LS is typically labeled for application at “15-20 gallons per acre in sufficient water for coverage” (Miller Liquid Lime Sulfur). That is a very high amount of LS, and would be difficult to apply and very costly when applied to large acreages. The key is to fully soak all woody tissues in the vineyard. This may mean aiming all nozzles at the cordons, but that would leave the trunks uncovered. Alternatively, the sprayer could be operated to cover the whole zone from the fruiting wore down, which would waster a tremendous amount of spray. The best application may come from a careful handgun application, which will take a long time and should be done with full protective gear including heavy nitrile gloves, full face shield and respirator, and Tyvek or other chemical-resistant, disposable coveralls. It is hard to say how much you would apply per acre in a directed spray, since that would be much more efficient with less wasted spray than an airblast application. My suggestion would be to apply a 10% solution (1 gallon LS to 9 gallons water) by handgun to cordons and trunks in a very thorough soaking spray. If you need to use an airblast to cover more ground, I would concentrate my nozzles toward the cordons but leave one or two directed toward the trunks, that will waste spray between vines but will allow you to cover ground much quicker. Because of the reduction in efficiency, I would calibrate to apply ten gallons of LS per acre in at least fifty gallons of water.
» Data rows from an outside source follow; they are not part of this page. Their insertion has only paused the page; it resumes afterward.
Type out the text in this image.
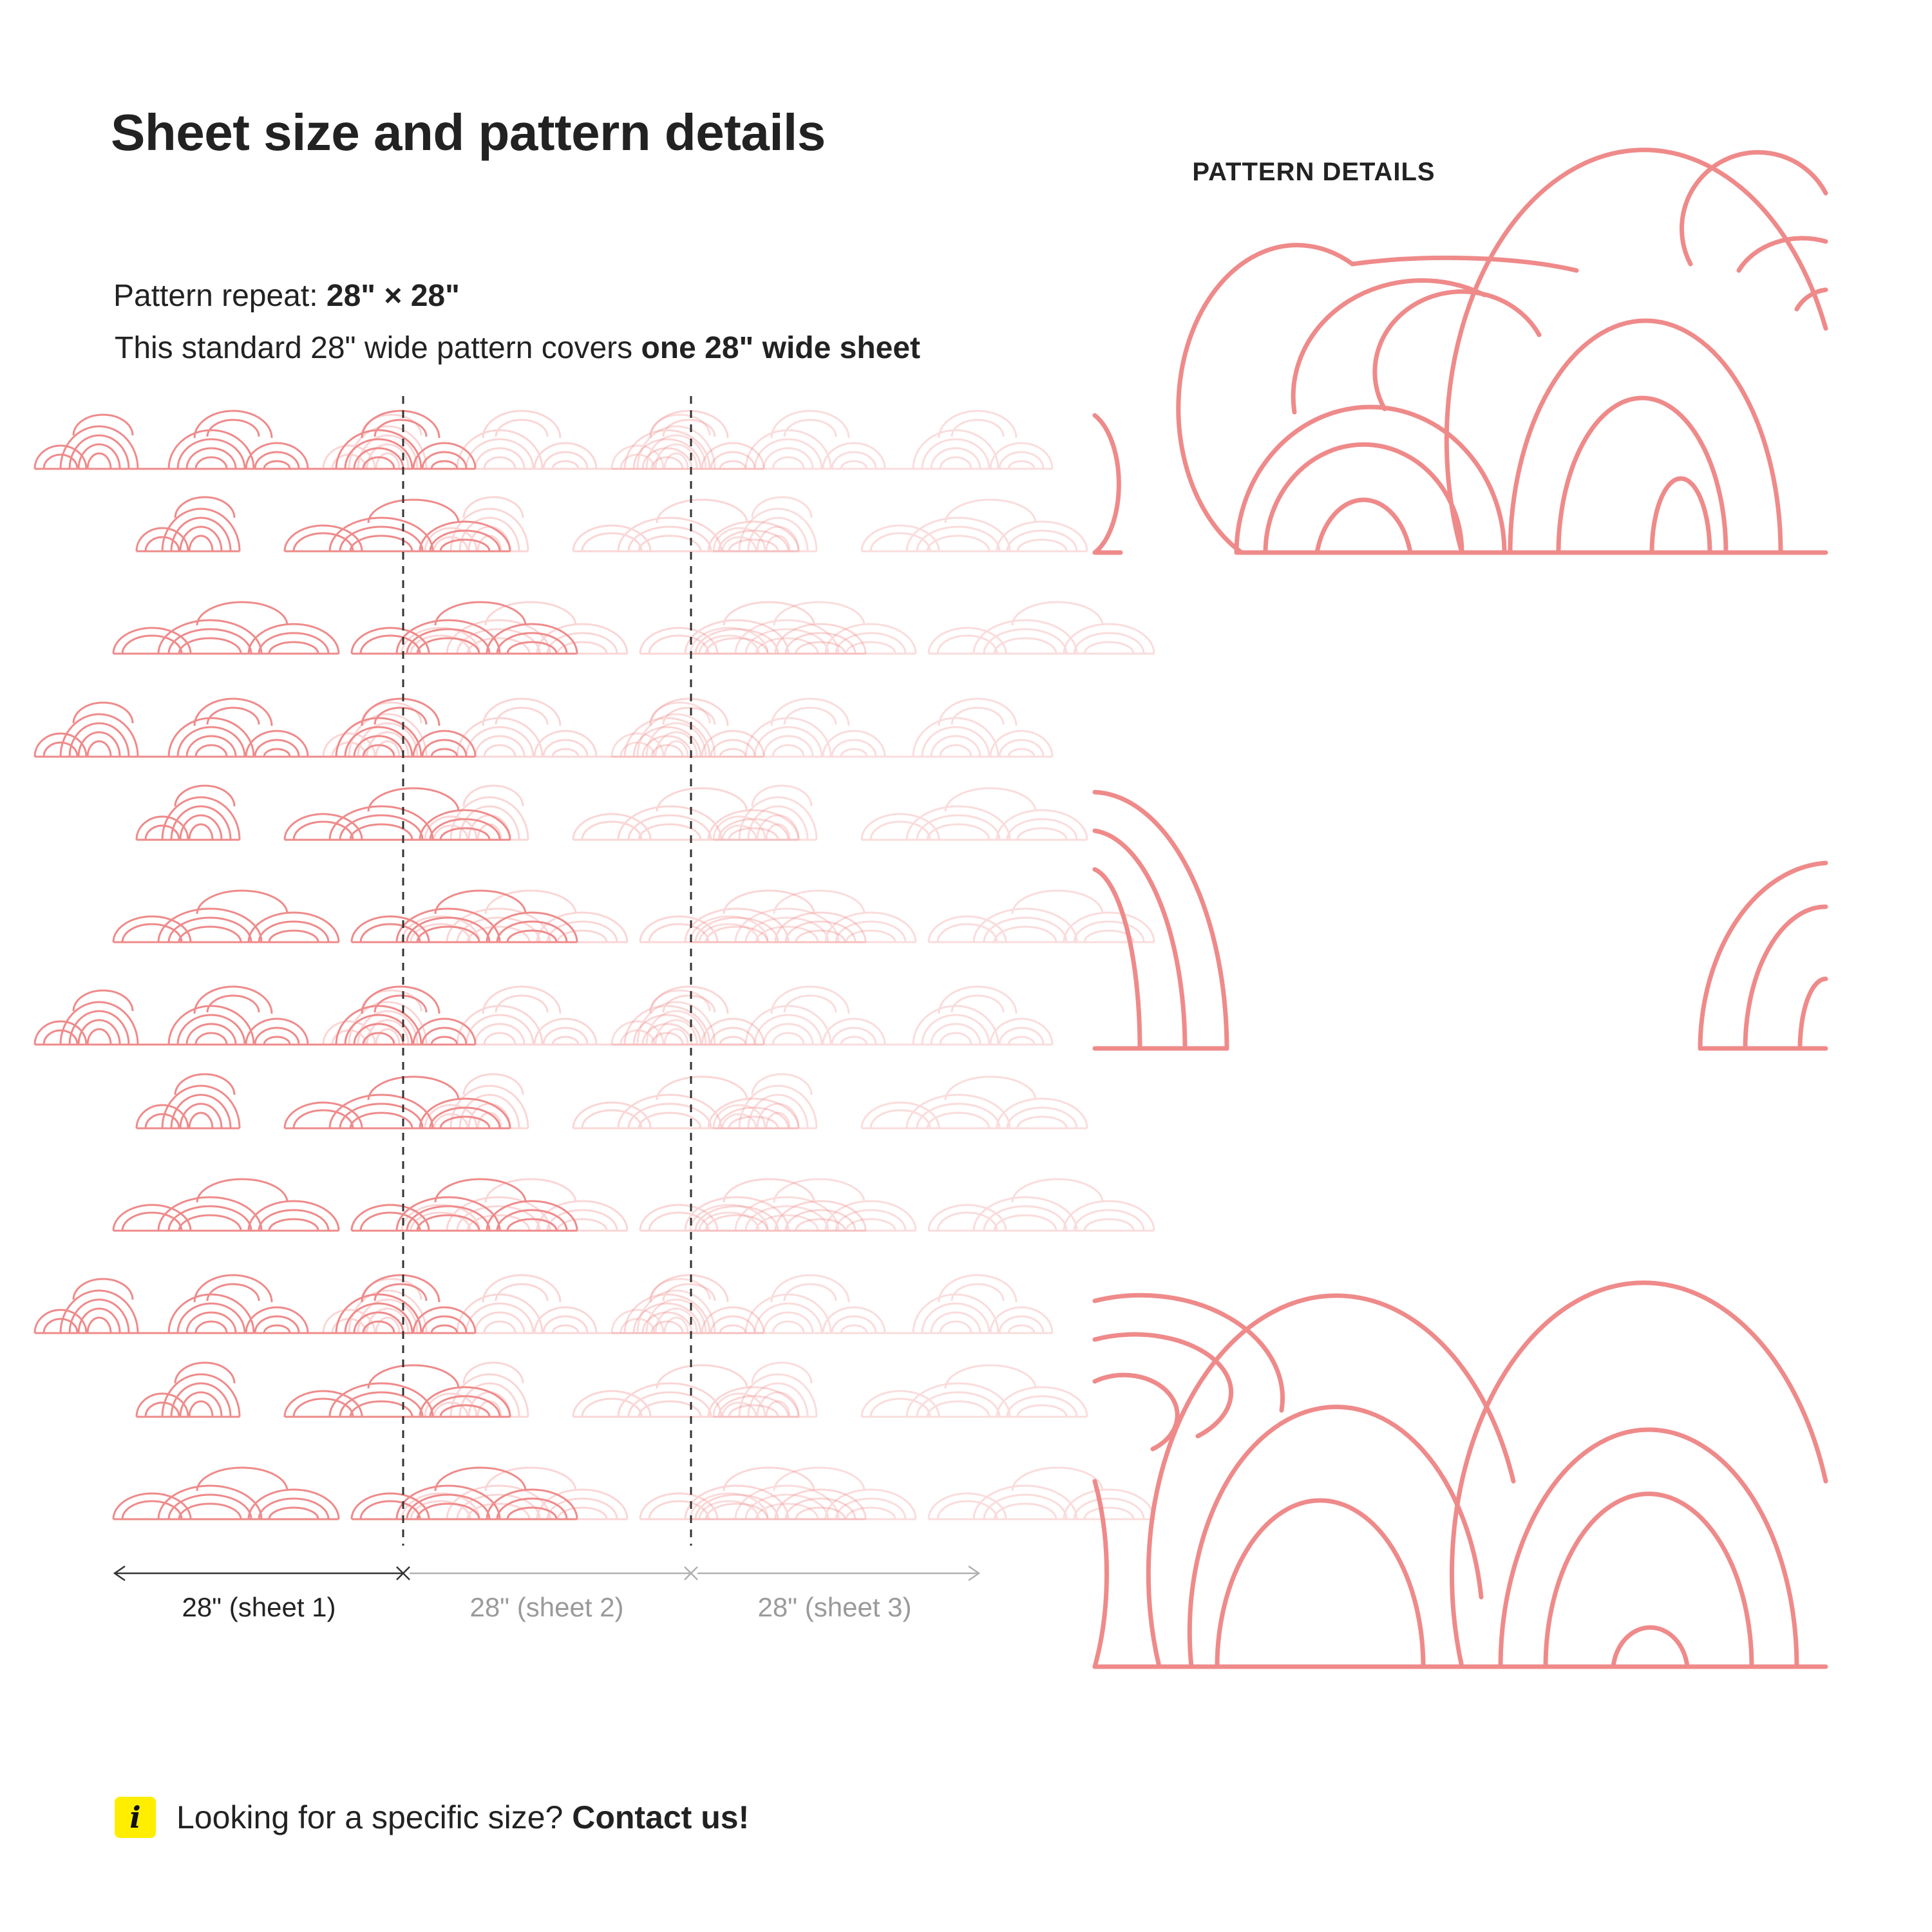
Sheet size and pattern details
PATTERN DETAILS
Pattern repeat: 28" × 28"
This standard 28" wide pattern covers one 28" wide sheet
28" (sheet 1)	28" (sheet 2)	28" (sheet 3)
i	Looking for a specific size? Contact us!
Remember, this stuff is caustic, stinky, and degrades just about everything it touches. It’s also quite phytotoxic- application at these rates to vines after bud break will cause leaf damage if not outright defoliation. I have used a lot of LS during the growing season in organic apple production, and don’t recommend it there unless absolutely necessary. I do not have experience using it in-season (post-bud break) on grapes, so this recommended spray must be applied during the window between pruning and bud break. The spray, if left on tractors and in sprayer plumbing, will corrode hoses, gaskets, and even stainless steel. It must be thoroughly rinsed from sprayer systems and the rinsate applied back out in the vineyard, not dumped on the ground. Some growers have applied a film of vegetable oil via backpack prayer to tractors and sprayers before an LS application to prevent it from soaking into and corroding steel and other materials on equipment. It’s that bad, and I could show you sprayer hitches, mix screens, and ceramic nozzles that have been degraded by it.

With all that said, LS is extremely effective as a preventative practice to reduce disease inoculum, and I still recommend its use in vineyards where anthracnose and/or phomopsis have gotten a bit out of control. Just be careful out there and treat it with the same (and a little more) respect that you should retreat any pesticide.